Uncertainty regarding tariff, supply, storage and payment for procuring LNG in the power space has pervaded since its inception. Finalization of a payment plan and intended supply of 265mmcfd LNG to the power sector is a positive for the space, however, a number of question marks remain.
Primarily with regards to the pricing of LNG, as the spot prices of East Asia bound LNG (EAX) currently hovers at attractive levels of US$6.5-7.5/mmbtu, the final cost of LNG supplied to power plants will be closer to US$12-13/mmbtu.
Based on this price the cost of generation of electricity on LNG for a power plant operating at 40% efficiency will be between Rs9.7-Rs11.8/KwH, making LNG fired power approximately twice the price of indigenous natural gas fired plants, and almost at par with furnace oil based generation.
In addition to the exorbitant price, uncertainty regarding storage, supply framework and sapping of liquidity by mandating standby letters of credit continues to hinder an otherwise illiquid space.
Keeping these developments in mind, the brokerage house believes within its coverage cluster KAPCO, and in the listed space SPWL will opt for generation on LNG as compared to RFO/HSD generation. As the cost of generation exhibits no marked decrease, analyst expect NTDC to maintain generation demand on LNG fired plants at prevailing levels.
Opting to price present shipments on spot prices of LNG, with the Japan, South Korea, China and Taiwan bound exchange of East Asia Index (EAX) ranging the price of LNG between US$6.5-7.5/mmbtu (discount of 14.5% to Brent). Tolling charges of US$3/mmbtu, terminal charges of US$0.66/mmbtu, US$1/mmbtu under UFG charges in addition to a 5% net profit being paid to PSO, SSGS and SNGP.
Thus, LNG priced at US$12-13/mmbtu is closer to actual cost of procuring the input for power generation, implying a tariff of PkR9.7-11.8/KwH for plants. Sensitivity analysis of total supply and efficiency levels reveals the ability to improve generation capacity on LNG, adding between 1,250-2,365MW to the national grid, depending that it is used as an additional generation source and not as a substitute of other fuels.

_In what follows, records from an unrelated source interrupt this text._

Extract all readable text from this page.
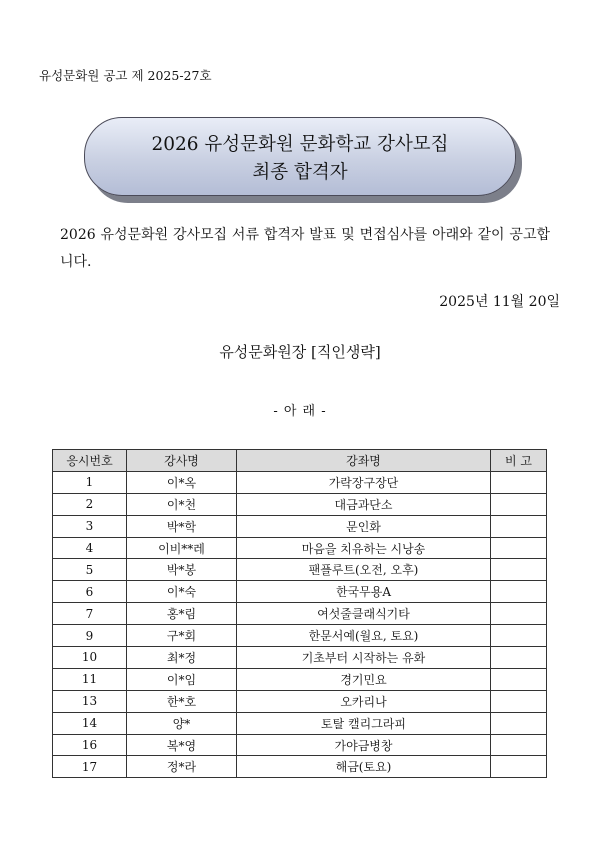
유성문화원 공고 제 2025-27호
2026 유성문화원 문화학교 강사모집
최종 합격자
2026 유성문화원 강사모집 서류 합격자 발표 및 면접심사를 아래와 같이 공고합니다.
2025년 11월 20일
유성문화원장 [직인생략]
- 아 래 -
응시번호	강사명	강좌명	비 고
1	이*옥	가락장구장단	
2	이*천	대금과단소	
3	박*학	문인화	
4	이비**레	마음을 치유하는 시낭송	
5	박*봉	팬플루트(오전, 오후)	
6	이*숙	한국무용A	
7	홍*림	여섯줄클래식기타	
9	구*회	한문서예(월요, 토요)	
10	최*정	기초부터 시작하는 유화	
11	이*임	경기민요	
13	한*호	오카리나	
14	양*	토탈 캘리그라피	
16	복*영	가야금병창	
17	정*라	해금(토요)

NEPRA’s analysis under a gas supply deficit scenario reveals that 26,800GwH of energy may be generated annually, while these levels can be supplemented by increasing gas supply by 690mmcfd to 950mmcfd translating into an increase in generation on gas to 49,000GwH, lowering the overall cost of generation significantly.
Four IPPs currently generate power on gas, which due to lack of availability is curtailed during November – March, forcing these IPPs to use HSD instead, while only 150mmcfd of additional gas is required to keep them operational on gas throughout the year.

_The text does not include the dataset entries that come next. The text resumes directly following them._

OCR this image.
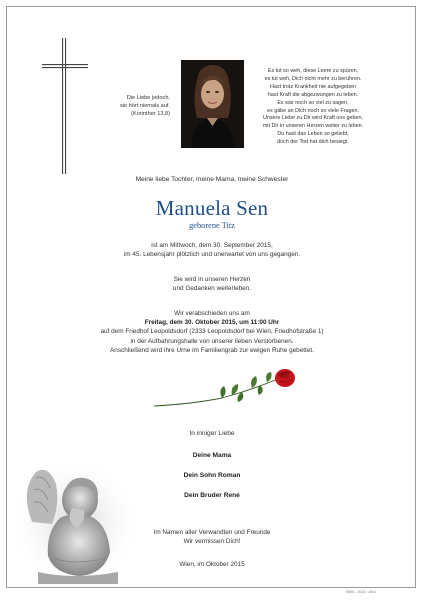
Die Liebe jedoch,
sie hört niemals auf.
(Korinther 13,8)
Es tut so weh, diese Leere zu spüren,
es tut weh, Dich nicht mehr zu berühren.
Hast trotz Krankheit nie aufgegeben
hast Kraft die abgezwungen zu leben.
Es wär noch so viel zu sagen,
es gäbe an Dich noch so viele Fragen.
Unsere Liebe zu Dir wird Kraft uns geben,
mit Dir in unseren Herzen weiter zu leben.
Du hast das Leben so geliebt,
doch der Tod hat dich besiegt.
Meine liebe Tochter, meine Mama, meine Schwester
Manuela Sen
geborene Titz
ist am Mittwoch, dem 30. September 2015,
im 45. Lebensjahr plötzlich und unerwartet von uns gegangen.
Sie wird in unseren Herzen
und Gedanken weiterleben.
Wir verabschieden uns am
Freitag, dem 30. Oktober 2015, um 11:00 Uhr
auf dem Friedhof Leopoldsdorf (2333 Leopoldsdorf bei Wien, Friedhofstraße 1)
in der Aufbahrungshalle von unserer lieben Verstorbenen.
Anschließend wird ihre Urne im Familiengrab zur ewigen Ruhe gebettet.
In inniger Liebe
Deine Mama
Dein Sohn Roman
Dein Bruder René
Im Namen aller Verwandten und Freunde
Wir vermissen Dich!
Wien, im Oktober 2015
0000 - 2015 / 1001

With the cost of generation on working out at levels similar to furnace oil, this can be classified as a case of effectively substituting an expensive fuel source with another expensive imported fuel source. Although LNG prices currently at levels below its 2-year average of US$11.8/btu, the present dynamics are slightly in favor of LNG based generation. However, long term pricing sustainability at these levels remains to be seen. Furthermore, the need to hold funds under standby letters of credit, implementing an escrow system to use in case of payment default, imposes greater burden on a power chain already facing severe stressors.